Single Molecule FRET Investigation of the Dimensions and Dynamics in Highly Cooperative Sic1-WD40 Binding

Sic1 is a cyclin-dependent kinase inhibitor which must be phosphorylated on at least six sites (termed Cdc4 phosphodegrons, CPDs) to allow its recognition by the WD40 binding domain of Cdc4. The highly-cooperative switch-like dependence on the number of phosphorylated sites on Sic1 cannot be accounted for by traditional thermodynamic models of cooperativity. Further experimental attention is necessary to determine the physicochemical/mechanistic basis of its highly cooperative binding.We used single molecule fluorescence techniques to study the dimensions and dynamics of Sic1's N-terminal targeting region (residues 1-90, henceforth Sic1), phosphorylated Sic1 (pSic1), and the pSic1-WD40 dynamic complex.Previous single molecule Fӧrster Resonance Energy Transfer (smFRET) measurements [Liu, 2014] observed end-to-end reconfiguration on timescales larger than ∼1ms; resulting in FRET histograms with multiple conformational sub-ensembles.
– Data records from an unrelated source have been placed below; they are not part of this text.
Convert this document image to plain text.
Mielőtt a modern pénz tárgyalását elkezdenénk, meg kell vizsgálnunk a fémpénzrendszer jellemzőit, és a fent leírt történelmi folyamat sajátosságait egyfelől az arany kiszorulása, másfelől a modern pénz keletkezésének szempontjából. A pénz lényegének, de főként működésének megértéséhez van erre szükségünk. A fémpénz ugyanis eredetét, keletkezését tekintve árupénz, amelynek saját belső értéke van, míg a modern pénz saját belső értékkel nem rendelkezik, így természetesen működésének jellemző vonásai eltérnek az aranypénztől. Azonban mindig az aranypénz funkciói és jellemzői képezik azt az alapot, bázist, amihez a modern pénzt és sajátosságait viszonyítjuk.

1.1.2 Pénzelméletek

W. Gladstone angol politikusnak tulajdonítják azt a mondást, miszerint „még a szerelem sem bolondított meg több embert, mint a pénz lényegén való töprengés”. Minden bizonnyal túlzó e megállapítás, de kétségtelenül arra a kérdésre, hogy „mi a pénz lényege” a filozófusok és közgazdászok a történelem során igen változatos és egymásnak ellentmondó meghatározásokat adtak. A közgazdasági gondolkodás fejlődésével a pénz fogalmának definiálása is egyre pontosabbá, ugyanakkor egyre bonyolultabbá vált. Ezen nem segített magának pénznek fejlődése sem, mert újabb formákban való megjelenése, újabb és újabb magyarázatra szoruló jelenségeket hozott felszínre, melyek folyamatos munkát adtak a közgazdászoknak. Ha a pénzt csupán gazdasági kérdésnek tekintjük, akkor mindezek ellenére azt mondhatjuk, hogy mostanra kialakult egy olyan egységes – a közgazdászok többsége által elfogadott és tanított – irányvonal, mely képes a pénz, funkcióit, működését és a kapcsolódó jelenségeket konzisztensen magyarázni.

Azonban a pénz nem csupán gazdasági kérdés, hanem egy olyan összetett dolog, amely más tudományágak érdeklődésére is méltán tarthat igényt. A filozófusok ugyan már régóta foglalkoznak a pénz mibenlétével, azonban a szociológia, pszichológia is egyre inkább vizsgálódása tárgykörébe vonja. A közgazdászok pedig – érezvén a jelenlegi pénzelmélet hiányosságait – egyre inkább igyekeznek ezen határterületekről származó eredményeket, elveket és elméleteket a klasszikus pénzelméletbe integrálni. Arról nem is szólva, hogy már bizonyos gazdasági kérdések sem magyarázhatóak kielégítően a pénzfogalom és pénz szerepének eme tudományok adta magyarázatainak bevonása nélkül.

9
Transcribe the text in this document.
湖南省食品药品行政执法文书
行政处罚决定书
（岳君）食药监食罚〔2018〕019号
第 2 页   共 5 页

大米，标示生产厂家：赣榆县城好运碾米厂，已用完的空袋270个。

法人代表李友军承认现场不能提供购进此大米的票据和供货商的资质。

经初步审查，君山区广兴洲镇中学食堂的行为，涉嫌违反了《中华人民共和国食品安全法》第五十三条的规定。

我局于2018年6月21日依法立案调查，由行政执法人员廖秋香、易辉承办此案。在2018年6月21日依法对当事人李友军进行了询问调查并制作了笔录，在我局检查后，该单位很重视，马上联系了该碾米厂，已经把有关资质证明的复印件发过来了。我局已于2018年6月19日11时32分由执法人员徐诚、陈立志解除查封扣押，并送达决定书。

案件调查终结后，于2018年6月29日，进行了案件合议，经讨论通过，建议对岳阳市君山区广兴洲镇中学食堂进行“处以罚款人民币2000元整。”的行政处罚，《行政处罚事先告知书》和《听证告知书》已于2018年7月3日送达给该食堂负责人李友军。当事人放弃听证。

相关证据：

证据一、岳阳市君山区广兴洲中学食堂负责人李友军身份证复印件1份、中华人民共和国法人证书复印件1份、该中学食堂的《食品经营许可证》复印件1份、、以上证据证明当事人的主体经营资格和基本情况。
Sic1, pSic1, and the pSic1-WD40 complex are examined using smFRET to study the dynamics and dimensions of the various sub-ensembles. In a refinement to the conventional approaches for inferring dimensions from smFRET experiments, we use distance distributions from Monte Carlo simulations which extensively sample coarse-grained protein conformations. The application of polymer physics theory/simulation towards smFRET data interpretation, and towards IDP binding, contributes to the growing toolkit for understanding the diverse behaviours of IDPs.